The Historic Downtown Area (Centro Histórico) encompasses approximately 150 city blocks at the city center, roughly corresponding to the urban area of the city at the end of the eighteenth century. The Centro Historico contains over 1,000 historical buildings and sites. One of the main attractions is the Catedral de Morelia, a cathedral built in the Baroque style. Also interesting is the Casa del Arte where you can find a large variety of high quality artisanal works. There are several other notable historical churches in town including the Templo de las Rosas annex to the Conservatorio de las Rosas, which are both examples of baroque architecture, and the Templo de San Diego (also known as Santuario de Guadalupe), built with an interpretation of the Rococo style using indigenous colors and techniques. The monumental aqueduct, built in colonial days to bring water into town, was functional through 1910. The inner city is built of reddish sandstone, lending the city a unique character among Mexico's many noteworthy colonial cities and giving origin to the name "Ciudad de las Canteras Rosas" that is sometimes used in reference to Morelia.

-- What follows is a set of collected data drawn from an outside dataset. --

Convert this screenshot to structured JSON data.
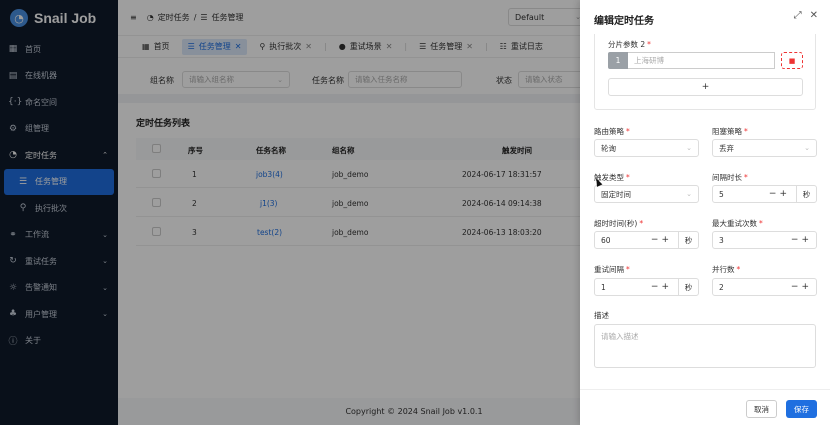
{
  "app": {
    "logo_text": "Snail Job"
  },
  "sidebar": {
    "items": [
      {
        "label": "首页",
        "icon": "grid-icon"
      },
      {
        "label": "在线机器",
        "icon": "server-icon"
      },
      {
        "label": "命名空间",
        "icon": "braces-icon"
      },
      {
        "label": "组管理",
        "icon": "cog-icon"
      },
      {
        "label": "定时任务",
        "icon": "clock-icon"
      },
      {
        "label": "任务管理",
        "icon": "task-list-icon"
      },
      {
        "label": "执行批次",
        "icon": "batch-icon"
      },
      {
        "label": "工作流",
        "icon": "workflow-icon"
      },
      {
        "label": "重试任务",
        "icon": "retry-icon"
      },
      {
        "label": "告警通知",
        "icon": "bell-icon"
      },
      {
        "label": "用户管理",
        "icon": "users-icon"
      },
      {
        "label": "关于",
        "icon": "info-icon"
      }
    ]
  },
  "header": {
    "menu_icon": "≡",
    "breadcrumb": [
      "定时任务",
      "任务管理"
    ],
    "theme_value": "Default"
  },
  "tabs": [
    {
      "label": "首页"
    },
    {
      "label": "任务管理"
    },
    {
      "label": "执行批次"
    },
    {
      "label": "重试场景"
    },
    {
      "label": "任务管理"
    },
    {
      "label": "重试日志"
    }
  ],
  "filter": {
    "group_label": "组名称",
    "group_placeholder": "请输入组名称",
    "task_label": "任务名称",
    "task_placeholder": "请输入任务名称",
    "status_label": "状态",
    "status_placeholder": "请输入状态"
  },
  "list": {
    "title": "定时任务列表",
    "columns": [
      "序号",
      "任务名称",
      "组名称",
      "触发时间"
    ],
    "rows": [
      {
        "idx": "1",
        "name": "job3(4)",
        "group": "job_demo",
        "time": "2024-06-17 18:31:57"
      },
      {
        "idx": "2",
        "name": "j1(3)",
        "group": "job_demo",
        "time": "2024-06-14 09:14:38"
      },
      {
        "idx": "3",
        "name": "test(2)",
        "group": "job_demo",
        "time": "2024-06-13 18:03:20"
      }
    ]
  },
  "footer": {
    "copyright": "Copyright © 2024 Snail Job v1.0.1"
  },
  "drawer": {
    "title": "编辑定时任务",
    "shard_label": "分片参数 2",
    "shard_index": "1",
    "shard_value": "上海研博",
    "add_symbol": "+",
    "route_label": "路由策略",
    "route_value": "轮询",
    "block_label": "阻塞策略",
    "block_value": "丢弃",
    "trigger_label": "触发类型",
    "trigger_value": "固定时间",
    "interval_label": "间隔时长",
    "interval_value": "5",
    "interval_unit": "秒",
    "timeout_label": "超时时间(秒)",
    "timeout_value": "60",
    "timeout_unit": "秒",
    "max_retry_label": "最大重试次数",
    "max_retry_value": "3",
    "retry_interval_label": "重试间隔",
    "retry_interval_value": "1",
    "retry_interval_unit": "秒",
    "parallel_label": "并行数",
    "parallel_value": "2",
    "desc_label": "描述",
    "desc_placeholder": "请输入描述",
    "cancel_label": "取消",
    "save_label": "保存"
  }
}
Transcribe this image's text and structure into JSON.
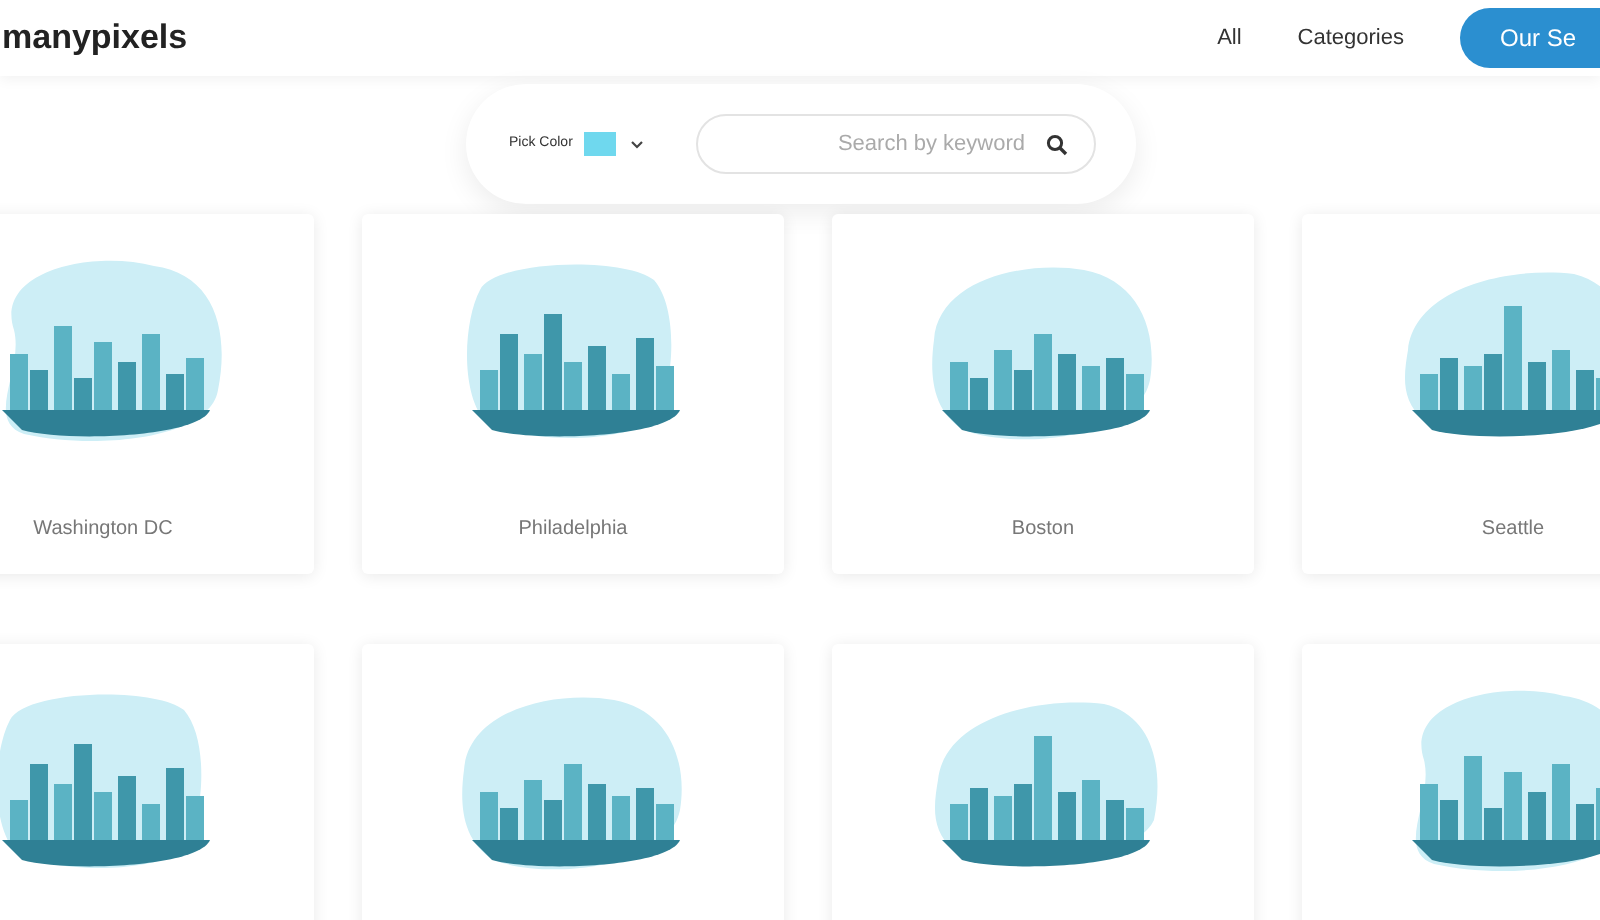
{
  "header": {
    "logo": "manypixels",
    "nav": [
      {
        "label": "All"
      },
      {
        "label": "Categories"
      }
    ],
    "cta": "Our Se"
  },
  "filter": {
    "color_label": "Pick Color",
    "color": "#6fd8ee",
    "search_placeholder": "Search by keyword"
  },
  "rows": [
    {
      "cards": [
        {
          "kind": "skyline",
          "title": "Washington DC"
        },
        {
          "kind": "skyline",
          "title": "Philadelphia"
        },
        {
          "kind": "skyline",
          "title": "Boston"
        },
        {
          "kind": "skyline",
          "title": "Seattle"
        }
      ]
    },
    {
      "cards": [
        {
          "kind": "skyline"
        },
        {
          "kind": "skyline"
        },
        {
          "kind": "skyline"
        },
        {
          "kind": "skyline"
        }
      ]
    }
  ]
}
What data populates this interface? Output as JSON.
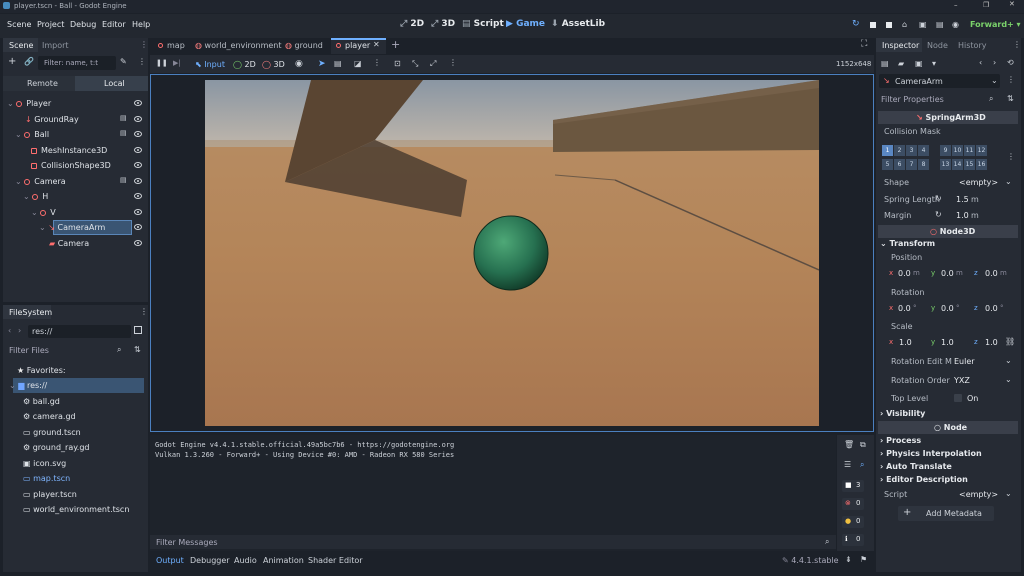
{
  "window": {
    "title": "player.tscn - Ball - Godot Engine"
  },
  "menu": [
    "Scene",
    "Project",
    "Debug",
    "Editor",
    "Help"
  ],
  "workspaces": [
    "2D",
    "3D",
    "Script",
    "Game",
    "AssetLib"
  ],
  "active_workspace": "Game",
  "renderer": "Forward+",
  "scene_dock": {
    "tabs": [
      "Scene",
      "Import"
    ],
    "filter_placeholder": "Filter: name, t:t",
    "remote": "Remote",
    "local": "Local",
    "tree": [
      "Player",
      "GroundRay",
      "Ball",
      "MeshInstance3D",
      "CollisionShape3D",
      "Camera",
      "H",
      "V",
      "CameraArm",
      "Camera"
    ]
  },
  "filesystem": {
    "title": "FileSystem",
    "path": "res://",
    "filter_placeholder": "Filter Files",
    "favorites": "Favorites:",
    "root": "res://",
    "files": [
      "ball.gd",
      "camera.gd",
      "ground.tscn",
      "ground_ray.gd",
      "icon.svg",
      "map.tscn",
      "player.tscn",
      "world_environment.tscn"
    ]
  },
  "scene_tabs": [
    "map",
    "world_environment",
    "ground",
    "player"
  ],
  "game_toolbar": {
    "input": "Input",
    "two_d": "2D",
    "three_d": "3D",
    "resolution": "1152x648"
  },
  "output": {
    "lines": [
      "Godot Engine v4.4.1.stable.official.49a5bc7b6 - https://godotengine.org",
      "Vulkan 1.3.260 - Forward+ - Using Device #0: AMD - Radeon RX 580 Series"
    ],
    "filter_placeholder": "Filter Messages",
    "counts": [
      "3",
      "0",
      "0",
      "0"
    ]
  },
  "bottom_tabs": [
    "Output",
    "Debugger",
    "Audio",
    "Animation",
    "Shader Editor"
  ],
  "version": "4.4.1.stable",
  "inspector": {
    "tabs": [
      "Inspector",
      "Node",
      "History"
    ],
    "node_name": "CameraArm",
    "filter_placeholder": "Filter Properties",
    "class_spring": "SpringArm3D",
    "collision_mask": "Collision Mask",
    "mask_cells": [
      "1",
      "2",
      "3",
      "4",
      "9",
      "10",
      "11",
      "12",
      "5",
      "6",
      "7",
      "8",
      "13",
      "14",
      "15",
      "16"
    ],
    "shape_label": "Shape",
    "shape_value": "<empty>",
    "spring_length_label": "Spring Length",
    "spring_length": "1.5",
    "margin_label": "Margin",
    "margin": "1.0",
    "unit": "m",
    "class_node3d": "Node3D",
    "transform": "Transform",
    "position": "Position",
    "rotation": "Rotation",
    "scale": "Scale",
    "pos": [
      "0.0",
      "0.0",
      "0.0"
    ],
    "rot": [
      "0.0",
      "0.0",
      "0.0"
    ],
    "scl": [
      "1.0",
      "1.0",
      "1.0"
    ],
    "rot_edit_label": "Rotation Edit M",
    "rot_edit": "Euler",
    "rot_order_label": "Rotation Order",
    "rot_order": "YXZ",
    "top_level": "Top Level",
    "top_level_val": "On",
    "visibility": "Visibility",
    "class_node": "Node",
    "process": "Process",
    "physics": "Physics Interpolation",
    "auto_translate": "Auto Translate",
    "editor_desc": "Editor Description",
    "script": "Script",
    "script_val": "<empty>",
    "add_meta": "Add Metadata"
  }
}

Morelia has three golf courses: "Club Campestre de Morelia" founded in 1968, which has 9 holes with great difficulty because of very large trees and beautiful lakes; "Tres Marias", a 27 hole Jack Nicklaus designed course that hosts the LPGA once a year; "Club Erandeni", which recently opened its fairways to the public. A fourth, designed by Carter Morrish, is under development in Bosque Monarca.
At the southern edge of the city is the Santa Maria mountain range, and is home to upscale residential districts, private sector schools and universities.